Eye tracking could become a standard peripheral in VR/AR headsets. Tracking gaze direction can deliver many benefits. Foveated rendering, for instance, optimizes GPU resources by using eye tracking data. Higher-resolution images at shown at the central vision area and lower-resolution outside it. Understanding gaze direction can lead to more natural interaction. Additionally, People with certain disabilities can use their eyes instead of their hands. Eye tracking can detect concussions in athletes and can even help people see better. Eye tracking can help advertisers understand what interests customers.
Eye tracking is complex. Scientists and vendors have spent many year perfecting algorithms and techniques.
But how does it work? Let's look at a high-level overview.

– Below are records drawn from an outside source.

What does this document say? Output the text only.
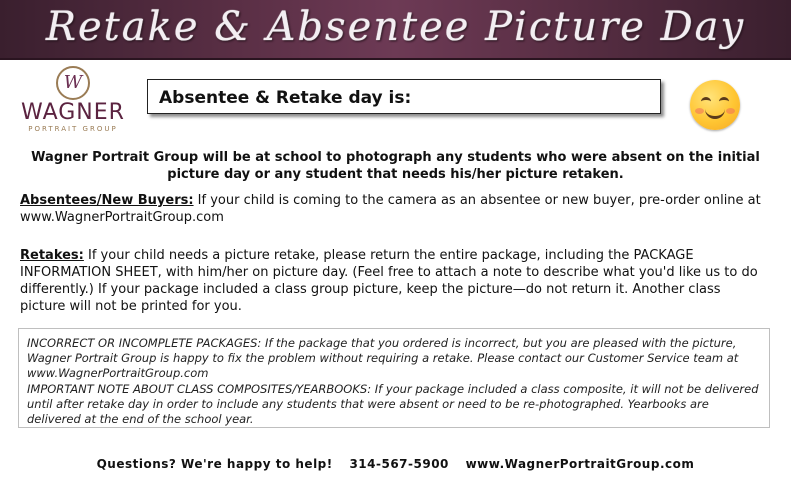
Retake & Absentee Picture Day
W
WAGNER
PORTRAIT GROUP
Absentee & Retake day is:
Wagner Portrait Group will be at school to photograph any students who were absent on the initial picture day or any student that needs his/her picture retaken.
Absentees/New Buyers: If your child is coming to the camera as an absentee or new buyer, pre-order online at www.WagnerPortraitGroup.com
Retakes: If your child needs a picture retake, please return the entire package, including the PACKAGE INFORMATION SHEET, with him/her on picture day. (Feel free to attach a note to describe what you'd like us to do differently.) If your package included a class group picture, keep the picture—do not return it. Another class picture will not be printed for you.
INCORRECT OR INCOMPLETE PACKAGES: If the package that you ordered is incorrect, but you are pleased with the picture, Wagner Portrait Group is happy to fix the problem without requiring a retake. Please contact our Customer Service team at www.WagnerPortraitGroup.com
IMPORTANT NOTE ABOUT CLASS COMPOSITES/YEARBOOKS: If your package included a class composite, it will not be delivered until after retake day in order to include any students that were absent or need to be re-photographed. Yearbooks are delivered at the end of the school year.
Questions? We're happy to help! 314-567-5900 www.WagnerPortraitGroup.com
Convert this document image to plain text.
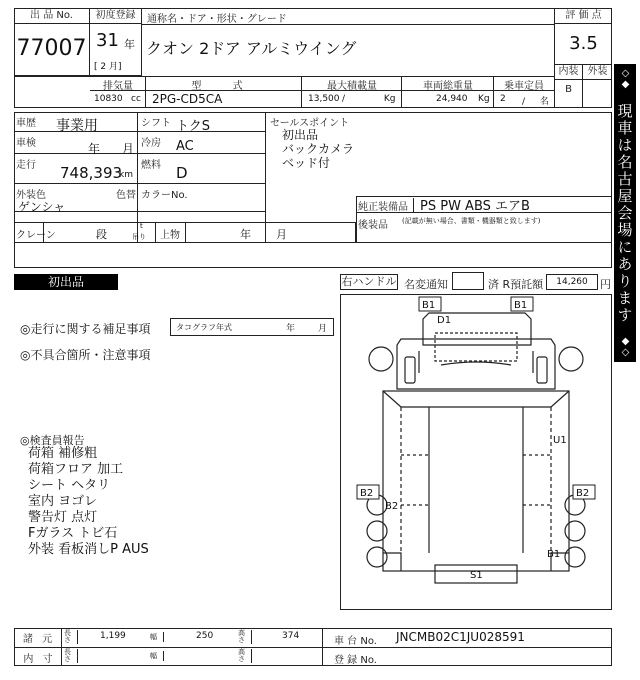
出 品 No.
77007
初度登録
31 年
[ 2 月]
通称名・ドア・形状・グレード
クオン 2ドア アルミウイング
評 価 点
3.5
内装 外装
B
排気量
10830 cc
型 式
2PG-CD5CA
最大積載量
13,500 / Kg
車両総重量
24,940 Kg
乗車定員
2 / 名
車歴 事業用	シフト トクS
車検	年 月 冷房 AC
走行 748,393
km
燃料 D
外装色
ゲンシャ
色替 カラーNo.
セールスポイント
初出品
バックカメラ
ベッド付
純正装備品 PS PW ABS エアB
後装品 (記載が無い場合、書類・機器類と致します)
クレーン	段
t
吊り 上物	年 月
初出品	右ハンドル 名変通知	済 R預託額	14,260	円
◎走行に関する補足事項	タコグラフ年式	年	月
◎不具合箇所・注意事項
◎検査員報告
荷箱 補修粗
荷箱フロア 加工
シート ヘタリ
室内 ヨゴレ
警告灯 点灯
Fガラス トビ石
外装 看板消しP AUS
B1	B1
D1
U1
B2	B2
B2
B1
S1
◇◆
現車は名古屋会場にあります
◆◇
諸 元
内 寸
長さ	1,199	幅	250	高さ	374
長さ	幅	高さ
車 台 No. JNCMB02C1JU028591
登 録 No.
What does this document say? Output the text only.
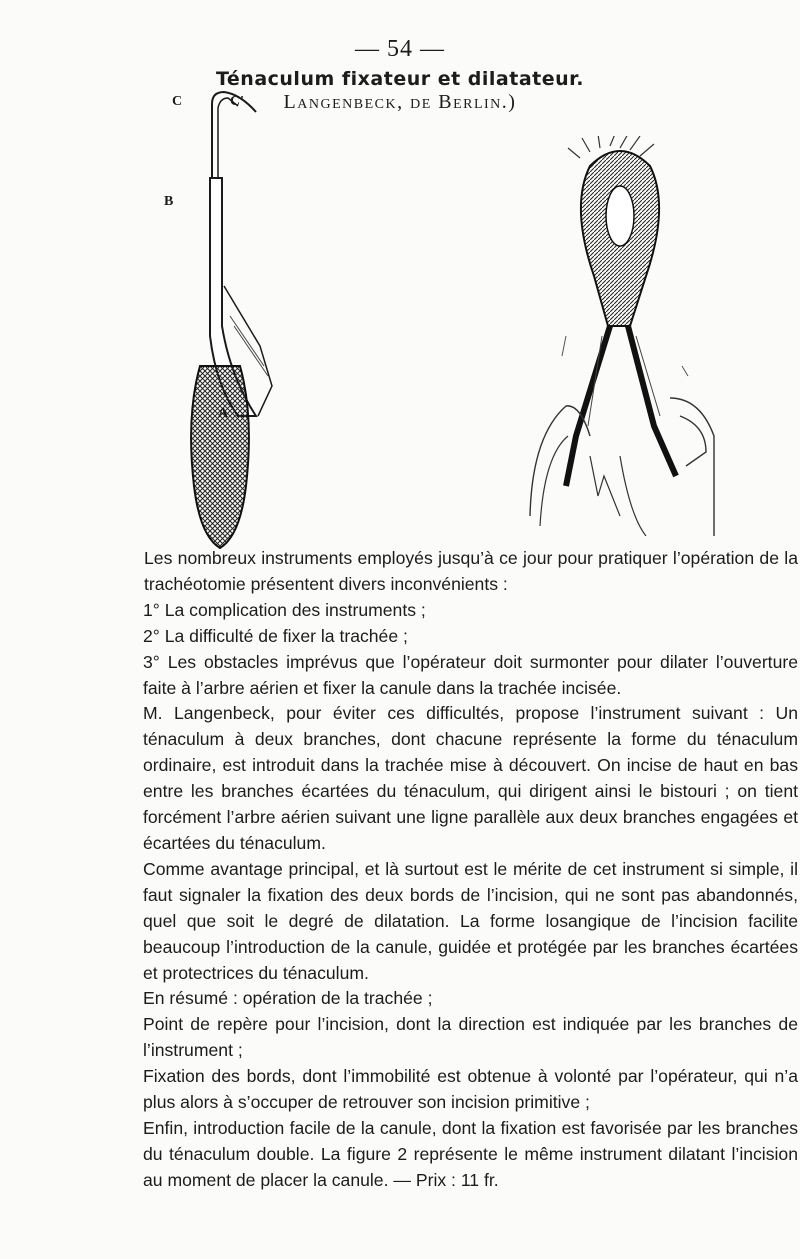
— 54 —
Ténaculum fixateur et dilatateur.
Langenbeck, de Berlin.)
C	C'
B
A

Les nombreux instruments employés jusqu’à ce jour pour pratiquer l’opération de la trachéotomie présentent divers inconvénients :

1° La complication des instruments ;

2° La difficulté de fixer la trachée ;

3° Les obstacles imprévus que l’opérateur doit surmonter pour dilater l’ouverture faite à l’arbre aérien et fixer la canule dans la trachée incisée.

M. Langenbeck, pour éviter ces difficultés, propose l’instrument suivant : Un ténaculum à deux branches, dont chacune représente la forme du ténaculum ordinaire, est introduit dans la trachée mise à découvert. On incise de haut en bas entre les branches écartées du ténaculum, qui dirigent ainsi le bistouri ; on tient forcément l’arbre aérien suivant une ligne parallèle aux deux branches engagées et écartées du ténaculum.

Comme avantage principal, et là surtout est le mérite de cet instrument si simple, il faut signaler la fixation des deux bords de l’incision, qui ne sont pas abandonnés, quel que soit le degré de dilatation. La forme losangique de l’incision facilite beaucoup l’introduction de la canule, guidée et protégée par les branches écartées et protectrices du ténaculum.

En résumé : opération de la trachée ;

Point de repère pour l’incision, dont la direction est indiquée par les branches de l’instrument ;

Fixation des bords, dont l’immobilité est obtenue à volonté par l’opérateur, qui n’a plus alors à s’occuper de retrouver son incision primitive ;

Enfin, introduction facile de la canule, dont la fixation est favorisée par les branches du ténaculum double. La figure 2 représente le même instrument dilatant l’incision au moment de placer la canule. — Prix : 11 fr.
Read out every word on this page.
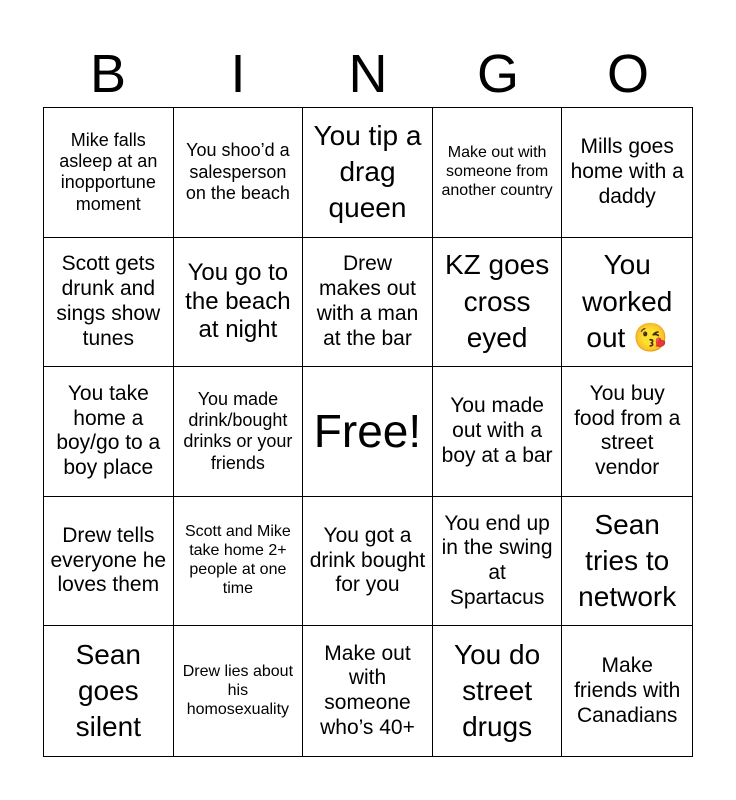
B	I	N	G	O
Mike falls asleep at an inopportune moment
You shoo’d a salesperson on the beach
You tip a drag queen
Make out with someone from another country
Mills goes home with a daddy
Scott gets drunk and sings show tunes
You go to the beach at night
Drew makes out with a man at the bar
KZ goes cross eyed
You worked out 😘
You take home a boy/go to a boy place
You made drink/bought drinks or your friends
Free!	You made out with a boy at a bar
You buy food from a street vendor
Drew tells everyone he loves them
Scott and Mike take home 2+ people at one time
You got a drink bought for you
You end up in the swing at Spartacus
Sean tries to network
Sean goes silent
Drew lies about his homosexuality
Make out with someone who’s 40+
You do street drugs
Make friends with Canadians
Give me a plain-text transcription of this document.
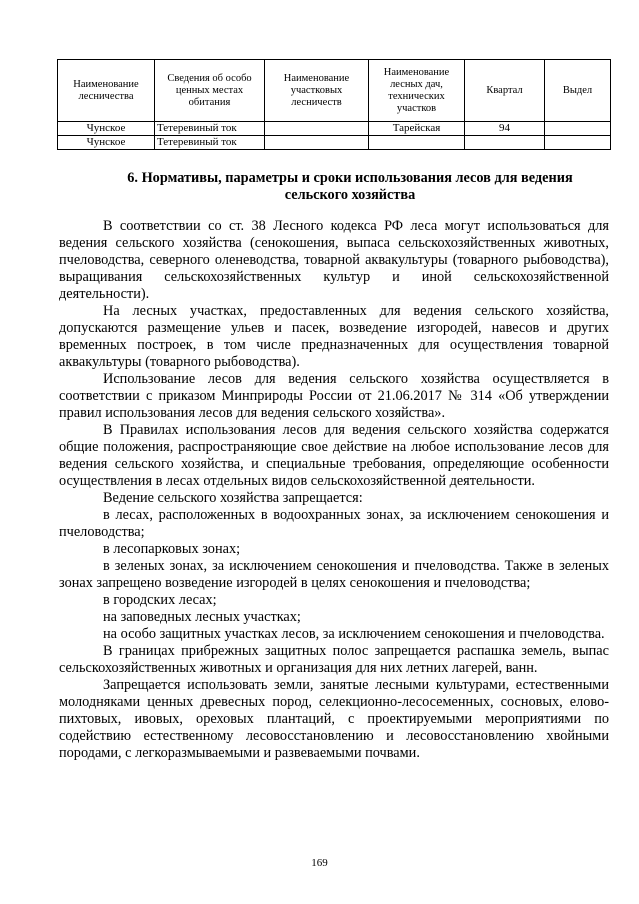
Наименование лесничества	Сведения об особо ценных местах обитания	Наименование участковых лесничеств	Наименование лесных дач, технических участков	Квартал	Выдел
Чунское	Тетеревиный ток		Тарейская	94	
Чунское	Тетеревиный ток				
6. Нормативы, параметры и сроки использования лесов для ведения сельского хозяйства

В соответствии со ст. 38 Лесного кодекса РФ леса могут использоваться для ведения сельского хозяйства (сенокошения, выпаса сельскохозяйственных животных, пчеловодства, северного оленеводства, товарной аквакультуры (товарного рыбоводства), выращивания сельскохозяйственных культур и иной сельскохозяйственной деятельности).

На лесных участках, предоставленных для ведения сельского хозяйства, допускаются размещение ульев и пасек, возведение изгородей, навесов и других временных построек, в том числе предназначенных для осуществления товарной аквакультуры (товарного рыбоводства).

Использование лесов для ведения сельского хозяйства осуществляется в соответствии с приказом Минприроды России от 21.06.2017 № 314 «Об утверждении правил использования лесов для ведения сельского хозяйства».

В Правилах использования лесов для ведения сельского хозяйства содержатся общие положения, распространяющие свое действие на любое использование лесов для ведения сельского хозяйства, и специальные требования, определяющие особенности осуществления в лесах отдельных видов сельскохозяйственной деятельности.

Ведение сельского хозяйства запрещается:

в лесах, расположенных в водоохранных зонах, за исключением сенокошения и пчеловодства;

в лесопарковых зонах;

в зеленых зонах, за исключением сенокошения и пчеловодства. Также в зеленых зонах запрещено возведение изгородей в целях сенокошения и пчеловодства;

в городских лесах;

на заповедных лесных участках;

на особо защитных участках лесов, за исключением сенокошения и пчеловодства.

В границах прибрежных защитных полос запрещается распашка земель, выпас сельскохозяйственных животных и организация для них летних лагерей, ванн.

Запрещается использовать земли, занятые лесными культурами, естественными молодняками ценных древесных пород, селекционно-лесосеменных, сосновых, елово-пихтовых, ивовых, ореховых плантаций, с проектируемыми мероприятиями по содействию естественному лесовосстановлению и лесовосстановлению хвойными породами, с легкоразмываемыми и развеваемыми почвами.

169
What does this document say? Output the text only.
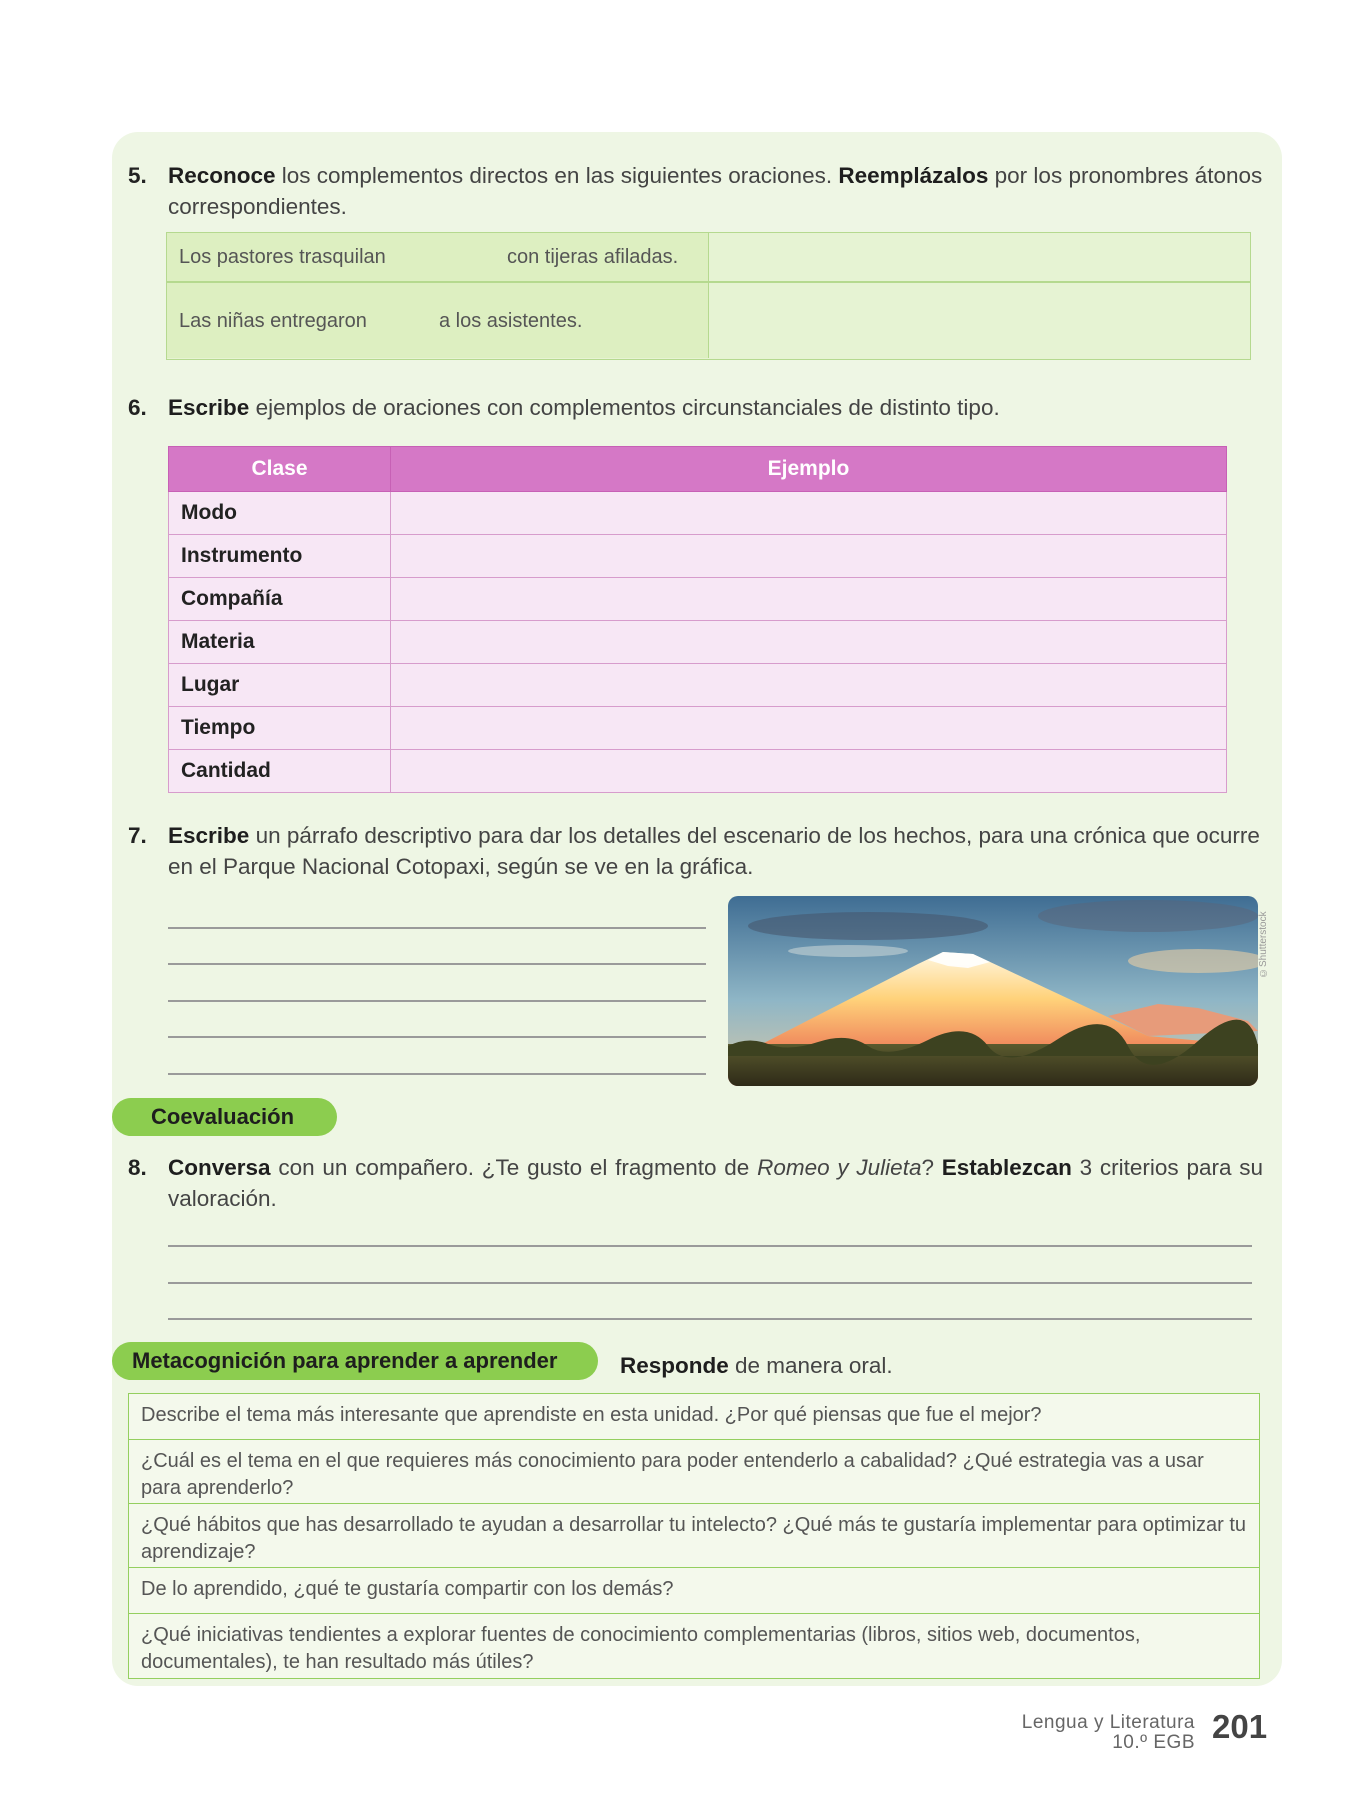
5. Reconoce los complementos directos en las siguientes oraciones. Reemplázalos por los pronombres átonos correspondientes.
Los pastores trasquilan	con tijeras afiladas.
Las niñas entregaron	a los asistentes.
6. Escribe ejemplos de oraciones con complementos circunstanciales de distinto tipo.
Clase	Ejemplo
Modo	
Instrumento	
Compañía	
Materia	
Lugar	
Tiempo	
Cantidad	
7. Escribe un párrafo descriptivo para dar los detalles del escenario de los hechos, para una crónica que ocurre en el Parque Nacional Cotopaxi, según se ve en la gráfica.
©Shutterstock
Coevaluación
8. Conversa con un compañero. ¿Te gusto el fragmento de Romeo y Julieta? Establezcan 3 criterios para su valoración.
Metacognición para aprender a aprender	Responde de manera oral.
Describe el tema más interesante que aprendiste en esta unidad. ¿Por qué piensas que fue el mejor?
¿Cuál es el tema en el que requieres más conocimiento para poder entenderlo a cabalidad? ¿Qué estrategia vas a usar para aprenderlo?
¿Qué hábitos que has desarrollado te ayudan a desarrollar tu intelecto? ¿Qué más te gustaría implementar para optimizar tu aprendizaje?
De lo aprendido, ¿qué te gustaría compartir con los demás?
¿Qué iniciativas tendientes a explorar fuentes de conocimiento complementarias (libros, sitios web, documentos, documentales), te han resultado más útiles?
Lengua y Literatura
10.º EGB 201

Most eye tracking systems use a camera pointing at the eye and infrared (IR) light. IR illuminates the eye and a camera sensitive to IR analyzes the reflections. The wavelength of the light is often 850 nanometers. It is just outside the visible spectrum of 390 to 700 nanometers. The eye can't detect the illumination but the camera can.
We see the world when our retinal detects light entering through the pupil. IR light also enters the eye through this pupil. Outside the pupil area, light does not enter the eye. Instead, it reflects back towards the camera. Thus, the camera sees the pupil as a dark area - no reflection - whereas the rest of the eye is brighter. This is "dark pupil eye tracking". If the IR light source is near the optical axis, it can reflect from the back of the eye. In this case, the pupil appears bright. This is "bright pupil eye tracking". It is like the "red eye" effect when using flash photography. Whether we use dark or bright pupil, the key point is that the pupil looks different than the rest of the eye.
The image captured by the camera is then processed to determine the location of the pupil. This allows estimating the direction of gaze from the observed eye. Processing is sometimes done on a PC, phone or other connected processor. Other vendors developed special-purpose chips that offload the processing from the main CPU. If eye tracking cameras observe both eyes, one can combine the gaze readings from both eyes. This allows estimating of the fixation point of the user in real or virtual 3D space.
There are other eye tracking approaches that are less popular. For instance, some have tried to detect movements of the eye muscles. This method provides high-speed data but is less accurate than camera-based tracking.
How often should we calculate the gaze direction? The eyes have several types of movements. Saccadic movements are fast and happen when we need to shift gaze from one area to another. Vergence shifts are small movements the help in depth perception. They aim to get the image of an object to appear on corresponding spots on both retinas. Smooth pursuit is how we move when we track a moving object. To track saccadic movements, one needs to track the eye hundreds of time per second. But, saccadic movements do not provide gaze direction. Thus, they are interesting to research applications but not to mass-market eye tracking. Vergence and smooth pursuit movements are slower. Tens of samples per second are often enough. Since Many VR applications want to have the freshest data, there is a trend to track the eyes at the VR frame rate.
Eye tracking systems need to compensate for movements of the camera relative to the eye. For instance, a head-mounted display can slide and shift relative to the eyes. One popular technique is to use reflections of the light source from the cornea. These reflections are called Purkinje reflections. They change little during eye rotation and can serve as an anchor for the algorithm. Other algorithms try to identify the corners of the eye as an anchor point.
There are other variables that an algorithm needs to compensate for. The eye is not a perfect sphere. Some people have bulging eyes and others have inset eyes. The location of the eye relative to the camera is not constant between users. These and other variables are often addressed during a calibration procedure. Simple calibration presents a cross on the screen at a known location and asks the user to fixate on it. By repeating this for a few locations, the algorithm calibrates the tracker to a user.
Beyond the algorithm, the optical system of the tracker presents extra challenges. It aims to be lightweight. It tries to avoid needs constraints on the optics used to present the actual VR/AR image to the user. It needs to work with a wide range of facial structures. For a discussion on optical configurations for eye tracking, please see here.
Eye trackers used to be expensive. This was not the result of expensive components, but rather of a limited market. When only researchers bought eye trackers, companies charged more to cover their R&D expenses. As eye trackers move into mainstream, eye trackers will become inexpensive.